For over a year, Laksheeta Govil has been trying to ensure the fabric waste that is generated while producing the juttis for her brand Fizzy Goblet is upcycled. She turns the leftover cloth used for the traditional footwear, which she refers to as “the world’s original ballerina shoe”, into scrunchies, bags, masks, even upholstery for their offices in Mumbai and Noida, Uttar Pradesh.
“Scrunchies, we used to send for free with orders earlier. Last year, we even started making masks because of covid-19, using the wasted garment (referring to the fabric waste).

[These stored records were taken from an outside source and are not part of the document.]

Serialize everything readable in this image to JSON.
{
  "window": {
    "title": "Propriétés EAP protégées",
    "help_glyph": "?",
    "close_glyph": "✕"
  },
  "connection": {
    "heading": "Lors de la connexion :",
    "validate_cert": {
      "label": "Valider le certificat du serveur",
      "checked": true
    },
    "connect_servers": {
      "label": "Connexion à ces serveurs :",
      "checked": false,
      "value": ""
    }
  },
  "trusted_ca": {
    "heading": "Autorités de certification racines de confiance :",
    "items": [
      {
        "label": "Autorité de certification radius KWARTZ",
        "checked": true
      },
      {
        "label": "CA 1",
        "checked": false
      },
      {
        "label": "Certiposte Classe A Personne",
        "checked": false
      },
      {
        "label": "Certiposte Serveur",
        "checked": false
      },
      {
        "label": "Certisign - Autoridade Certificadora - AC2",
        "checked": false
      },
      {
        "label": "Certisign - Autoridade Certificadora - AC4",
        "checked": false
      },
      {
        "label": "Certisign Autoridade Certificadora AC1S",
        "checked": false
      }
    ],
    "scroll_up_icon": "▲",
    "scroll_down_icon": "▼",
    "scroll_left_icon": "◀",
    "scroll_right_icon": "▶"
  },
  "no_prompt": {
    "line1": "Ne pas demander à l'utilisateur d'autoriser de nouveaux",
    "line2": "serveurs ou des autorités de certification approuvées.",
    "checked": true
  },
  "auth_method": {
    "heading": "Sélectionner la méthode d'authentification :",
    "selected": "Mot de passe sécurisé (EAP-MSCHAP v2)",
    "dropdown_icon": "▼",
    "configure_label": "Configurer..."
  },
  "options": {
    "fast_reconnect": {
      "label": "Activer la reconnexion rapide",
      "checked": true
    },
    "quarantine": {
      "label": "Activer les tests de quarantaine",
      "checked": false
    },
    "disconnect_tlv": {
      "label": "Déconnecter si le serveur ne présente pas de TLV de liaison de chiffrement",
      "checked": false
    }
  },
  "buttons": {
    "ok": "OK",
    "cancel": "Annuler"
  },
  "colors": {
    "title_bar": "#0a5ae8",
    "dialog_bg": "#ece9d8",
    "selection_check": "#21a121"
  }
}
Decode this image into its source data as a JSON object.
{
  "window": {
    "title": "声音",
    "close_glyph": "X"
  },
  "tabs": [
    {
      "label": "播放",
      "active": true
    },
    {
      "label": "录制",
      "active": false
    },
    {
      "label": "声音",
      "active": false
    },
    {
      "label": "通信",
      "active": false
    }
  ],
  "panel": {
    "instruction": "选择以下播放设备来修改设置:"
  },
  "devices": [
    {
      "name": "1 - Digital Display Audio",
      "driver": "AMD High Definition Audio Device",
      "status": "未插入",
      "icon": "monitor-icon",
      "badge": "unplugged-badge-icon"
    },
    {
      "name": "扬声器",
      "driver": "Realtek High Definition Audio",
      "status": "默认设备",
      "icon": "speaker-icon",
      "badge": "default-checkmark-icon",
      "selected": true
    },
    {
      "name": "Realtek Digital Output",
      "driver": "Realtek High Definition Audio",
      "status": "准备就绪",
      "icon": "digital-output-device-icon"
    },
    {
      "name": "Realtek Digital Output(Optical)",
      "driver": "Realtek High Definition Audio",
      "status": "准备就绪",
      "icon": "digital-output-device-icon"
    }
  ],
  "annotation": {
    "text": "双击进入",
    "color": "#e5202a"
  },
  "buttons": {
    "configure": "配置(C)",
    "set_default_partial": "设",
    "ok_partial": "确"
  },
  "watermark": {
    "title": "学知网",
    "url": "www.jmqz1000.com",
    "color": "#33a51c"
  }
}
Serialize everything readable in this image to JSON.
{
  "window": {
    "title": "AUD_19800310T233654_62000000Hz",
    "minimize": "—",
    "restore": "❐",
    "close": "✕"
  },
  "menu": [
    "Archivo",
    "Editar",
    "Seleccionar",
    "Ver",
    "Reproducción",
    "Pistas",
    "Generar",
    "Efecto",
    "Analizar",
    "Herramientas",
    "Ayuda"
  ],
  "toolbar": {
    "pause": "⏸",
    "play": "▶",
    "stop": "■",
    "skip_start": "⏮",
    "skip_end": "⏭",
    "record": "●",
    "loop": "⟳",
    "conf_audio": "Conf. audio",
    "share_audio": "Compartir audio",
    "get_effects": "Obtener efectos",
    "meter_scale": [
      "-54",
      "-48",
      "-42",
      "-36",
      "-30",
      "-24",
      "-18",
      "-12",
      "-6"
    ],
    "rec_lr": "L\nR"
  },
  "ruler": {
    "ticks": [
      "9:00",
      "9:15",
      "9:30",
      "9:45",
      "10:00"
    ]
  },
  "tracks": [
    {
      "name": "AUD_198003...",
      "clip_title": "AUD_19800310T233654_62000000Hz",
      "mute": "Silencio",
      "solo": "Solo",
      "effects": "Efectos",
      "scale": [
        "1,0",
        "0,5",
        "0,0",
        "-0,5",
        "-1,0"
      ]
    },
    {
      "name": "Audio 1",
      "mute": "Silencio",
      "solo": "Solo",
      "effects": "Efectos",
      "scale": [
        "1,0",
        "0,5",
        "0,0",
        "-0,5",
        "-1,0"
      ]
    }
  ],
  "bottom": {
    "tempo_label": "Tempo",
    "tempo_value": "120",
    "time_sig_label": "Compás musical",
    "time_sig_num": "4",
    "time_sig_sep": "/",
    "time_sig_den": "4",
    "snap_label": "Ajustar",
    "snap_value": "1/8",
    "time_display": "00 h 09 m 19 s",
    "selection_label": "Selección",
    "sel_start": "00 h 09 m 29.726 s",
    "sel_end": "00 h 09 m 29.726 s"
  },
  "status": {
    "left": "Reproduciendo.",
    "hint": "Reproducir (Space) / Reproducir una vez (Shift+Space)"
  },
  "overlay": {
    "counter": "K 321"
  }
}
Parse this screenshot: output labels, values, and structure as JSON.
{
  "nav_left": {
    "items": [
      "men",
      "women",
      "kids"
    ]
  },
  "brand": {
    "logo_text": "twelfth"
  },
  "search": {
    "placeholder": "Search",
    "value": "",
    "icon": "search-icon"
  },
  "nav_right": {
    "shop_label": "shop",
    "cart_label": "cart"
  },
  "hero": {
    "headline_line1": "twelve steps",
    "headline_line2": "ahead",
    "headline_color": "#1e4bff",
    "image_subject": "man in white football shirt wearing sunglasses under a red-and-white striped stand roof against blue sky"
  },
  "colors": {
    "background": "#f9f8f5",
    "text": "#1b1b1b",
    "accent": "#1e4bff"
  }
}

I think people are generally getting more aware of reuse or upcycle as a concept, as a way of life. And people want products that tell a story,” says Govil, 32, a Pearl Academy of Fashion graduate who started Fizzy Goblet in 2015 to give juttis a contemporary look by using ikat, silk, embellishments and prints.
During the festive season last year, Govil, who divides her time between Mumbai, Singapore and Delhi, introduced potlis (bags). “Some of the material we are using is the same as the shoes. The thing with upcycling is that it gives people a way to connect with what they are wearing or carrying,” she explains.
For this instalment of the DIY Upcycle Project, she tells us how to make a potli using a long scarf and two bangles. Yes, it’s that’s simple.
Without a stitch
1. Take a square piece of fabric, around 12x12 or 18x18 inches (depending on the size of the desired potli) and two bangles of your choice.
2. Take two adjacent corners of the fabric and tie them around one bangle.
3. Do this with the remaining corners and the second bangle. You can secure the sides with snap buttons so the contents don’t spill out.
4. Tie the ends of the adjacent knots together on the outside of the potli. Secure them with a bow knot to make it look like a finished product.
5. Your potli is ready. Personalise it with buttons, patchwork, fringes, whatever your heart desires.